LONG before their 20-10 triumph over Leinster in Saturday’s PRO12 final, Connacht’s progress this season had been likened to that of Leicester City in the English Premiership. In match after match, this improbable tale of success against the odds was expected to end. Week after week, we awaited the restoration of the accustomed order. And in match after match, week after week, we were proven wrong.

There are differences, of course, between the rugby team and the football club. For a start, the financial and sporting forces ranged against Connacht were nowhere near as formidable as the ones faced by Leicester. And, by the same token, Connacht have had nothing like the resources enjoyed by Leicester, who splashed out a mere £54million to assemble their squad.

If there is one real point of similarity between the two, other than the fact that both were underdogs in their respective competitions, it surely lies in their two head coaches. Pat Lam, like Claudio Ranieri, had been deemed a failure in some quarters when he took over at Connacht three seasons ago. But given the time to make some shrewd recruiting and to mould his squad into the shape he wanted, the former Samoa international has proven himself to be a worthy successor to Glasgow Warriors’ Gregor Townsend as the PRO12 coach of the year.

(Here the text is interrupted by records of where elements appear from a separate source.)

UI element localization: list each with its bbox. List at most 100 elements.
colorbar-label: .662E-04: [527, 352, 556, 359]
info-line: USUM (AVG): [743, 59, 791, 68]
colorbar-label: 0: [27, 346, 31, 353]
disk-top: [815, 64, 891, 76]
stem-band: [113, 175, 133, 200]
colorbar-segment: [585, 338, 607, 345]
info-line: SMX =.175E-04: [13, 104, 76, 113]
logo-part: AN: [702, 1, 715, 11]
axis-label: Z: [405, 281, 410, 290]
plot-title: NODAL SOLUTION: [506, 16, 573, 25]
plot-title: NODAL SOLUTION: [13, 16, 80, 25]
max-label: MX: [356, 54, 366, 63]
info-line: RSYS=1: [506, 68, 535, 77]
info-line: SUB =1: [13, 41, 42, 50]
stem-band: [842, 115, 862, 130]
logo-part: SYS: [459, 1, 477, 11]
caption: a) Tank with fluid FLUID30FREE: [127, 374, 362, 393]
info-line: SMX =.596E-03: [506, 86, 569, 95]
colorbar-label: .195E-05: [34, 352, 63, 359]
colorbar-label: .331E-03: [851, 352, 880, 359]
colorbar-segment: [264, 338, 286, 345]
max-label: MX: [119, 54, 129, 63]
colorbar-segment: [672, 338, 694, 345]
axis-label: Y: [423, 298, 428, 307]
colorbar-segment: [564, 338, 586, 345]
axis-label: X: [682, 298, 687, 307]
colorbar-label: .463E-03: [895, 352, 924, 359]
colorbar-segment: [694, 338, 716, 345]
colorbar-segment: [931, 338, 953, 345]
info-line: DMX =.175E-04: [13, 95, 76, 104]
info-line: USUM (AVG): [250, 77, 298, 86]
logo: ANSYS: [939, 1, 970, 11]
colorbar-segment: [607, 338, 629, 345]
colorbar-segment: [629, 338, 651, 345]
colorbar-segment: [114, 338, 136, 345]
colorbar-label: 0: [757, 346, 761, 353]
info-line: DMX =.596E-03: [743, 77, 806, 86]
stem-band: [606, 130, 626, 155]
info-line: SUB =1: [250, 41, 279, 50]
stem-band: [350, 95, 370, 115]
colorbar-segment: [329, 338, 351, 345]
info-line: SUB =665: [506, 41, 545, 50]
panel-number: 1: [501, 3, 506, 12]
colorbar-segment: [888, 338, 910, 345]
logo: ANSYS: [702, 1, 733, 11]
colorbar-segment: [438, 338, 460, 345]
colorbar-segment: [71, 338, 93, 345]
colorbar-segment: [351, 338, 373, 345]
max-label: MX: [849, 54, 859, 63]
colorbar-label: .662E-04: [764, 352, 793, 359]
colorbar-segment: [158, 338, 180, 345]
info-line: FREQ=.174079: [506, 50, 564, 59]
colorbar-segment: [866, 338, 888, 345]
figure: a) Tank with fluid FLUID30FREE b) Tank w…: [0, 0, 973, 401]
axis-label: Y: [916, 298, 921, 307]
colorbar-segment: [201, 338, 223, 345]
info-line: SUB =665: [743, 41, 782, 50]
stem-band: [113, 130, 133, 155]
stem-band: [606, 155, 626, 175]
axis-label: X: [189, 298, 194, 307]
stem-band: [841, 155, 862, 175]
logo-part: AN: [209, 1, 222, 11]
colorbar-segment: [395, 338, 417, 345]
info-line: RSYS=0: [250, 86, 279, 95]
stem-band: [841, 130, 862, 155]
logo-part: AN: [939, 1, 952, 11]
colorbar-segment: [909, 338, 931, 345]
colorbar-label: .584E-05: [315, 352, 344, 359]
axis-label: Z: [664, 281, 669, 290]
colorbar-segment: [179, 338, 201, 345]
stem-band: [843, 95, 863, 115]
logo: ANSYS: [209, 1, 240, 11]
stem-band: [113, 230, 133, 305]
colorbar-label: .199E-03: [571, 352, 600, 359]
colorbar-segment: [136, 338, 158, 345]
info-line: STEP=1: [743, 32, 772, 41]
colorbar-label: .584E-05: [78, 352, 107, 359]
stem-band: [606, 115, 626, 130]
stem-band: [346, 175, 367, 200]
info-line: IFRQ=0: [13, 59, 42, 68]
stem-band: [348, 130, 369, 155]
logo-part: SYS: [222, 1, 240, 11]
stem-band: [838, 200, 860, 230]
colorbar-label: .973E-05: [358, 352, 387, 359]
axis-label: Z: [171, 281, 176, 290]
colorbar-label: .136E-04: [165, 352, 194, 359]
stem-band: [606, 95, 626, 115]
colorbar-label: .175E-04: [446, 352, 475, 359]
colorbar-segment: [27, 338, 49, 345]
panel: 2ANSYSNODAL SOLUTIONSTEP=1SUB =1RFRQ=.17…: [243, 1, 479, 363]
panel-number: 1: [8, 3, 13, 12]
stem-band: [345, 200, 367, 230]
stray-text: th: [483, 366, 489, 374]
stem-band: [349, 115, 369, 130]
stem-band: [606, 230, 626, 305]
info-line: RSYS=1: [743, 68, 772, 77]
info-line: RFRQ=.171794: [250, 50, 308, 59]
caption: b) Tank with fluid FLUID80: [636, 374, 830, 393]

Bundee Aki was the crucial addition, of course, and without the New Zealander Connacht would surely not have won this, their first title. But Lam’s achievement was not so much in signing up the centre as it was in ensuring that the team as a whole became greater than the sum of its parts.

Granted, there are outstanding individuals as well as Aki. Ultan Dillane, the 22-year-old lock forward who was quite magnificent in the first half at Murrayfield, should go on to become one of the outstanding second rows in the game. Stand-off Aj MacGinty, who played for the USA against Scotland at the Rugby World Cup, has brought a keen intelligence to the team’s game plan. But above all, success has come about as a result of Lam’s ability to get every member of the squad to excel themselves, and to adhere to his insistence on a very confident and entertaining style of running rugby.

Lam himself is in no doubt that this need not be a one-off for Connacht - and this is where Ranieri, were he ruthlessly honest about his own club’s prospects, might have a different analysis. “It’s realistic for us to try and win it again,” the former Scotland assistant said an hour or so after his captain, John Muldoon, had lifted the trophy in front of a record crowd for the final at BT Murrayfield.

And so it is, provided they remain true to their playing principles, bring in suitable replacements for those players who are leaving, and - crucially - hold on to Lam. There are already some gaps that will need to be filled.

Robbie Henshaw, Aki’s partner in midfield and like Dillane still only 22, has already been recruited by Leinster for next season. MacGinty, who only made his debut in November, is off to Sale Sharks.

And as for Lam? “I’m excited by where I could be in five years’ time,” he said - far from a revelation that he has itchy feet right now, yet still an indication that his ambitions will not be restricted to doing well in the west of Ireland. Born in Auckland, and having been coach of the Blues for three years up to 2012, he surely has unfinished business in his own country. Before that, however, he may well move on to a club in England or France, or even to an international post with one of the Six Nations teams.

For Leo Cullen, this was a deeply disappointing end to his first season as Leinster’s head coach, but he still found time to praise his opponents. “They’ve built towards this point, made small improvements every year,” he said. “Hats off to them. It’s been a pretty incredible three years.”

Those three years have also been an example to every other coach in the PRO12 about how much can be done on a limited budget - and it is a timely example, too, given that most if not all teams will have smaller squads next season. Still, while other coaches may not envy Lam his lack of money, some - Townsend and his Edinburgh counterpart Alan Solomons among them - may look longingly at the amount of autonomy he enjoys.

And the problems for those two coaches seem sure to be exacerbated by the ending of an agreement between Scottish Rugby and London Scottish which would have seen around ten young Edinburgh and Glasgow professionals farmed out to the English Championship side. Those players will now have to acquire experience at a lower level, thus hampering efforts to bring through the next generation.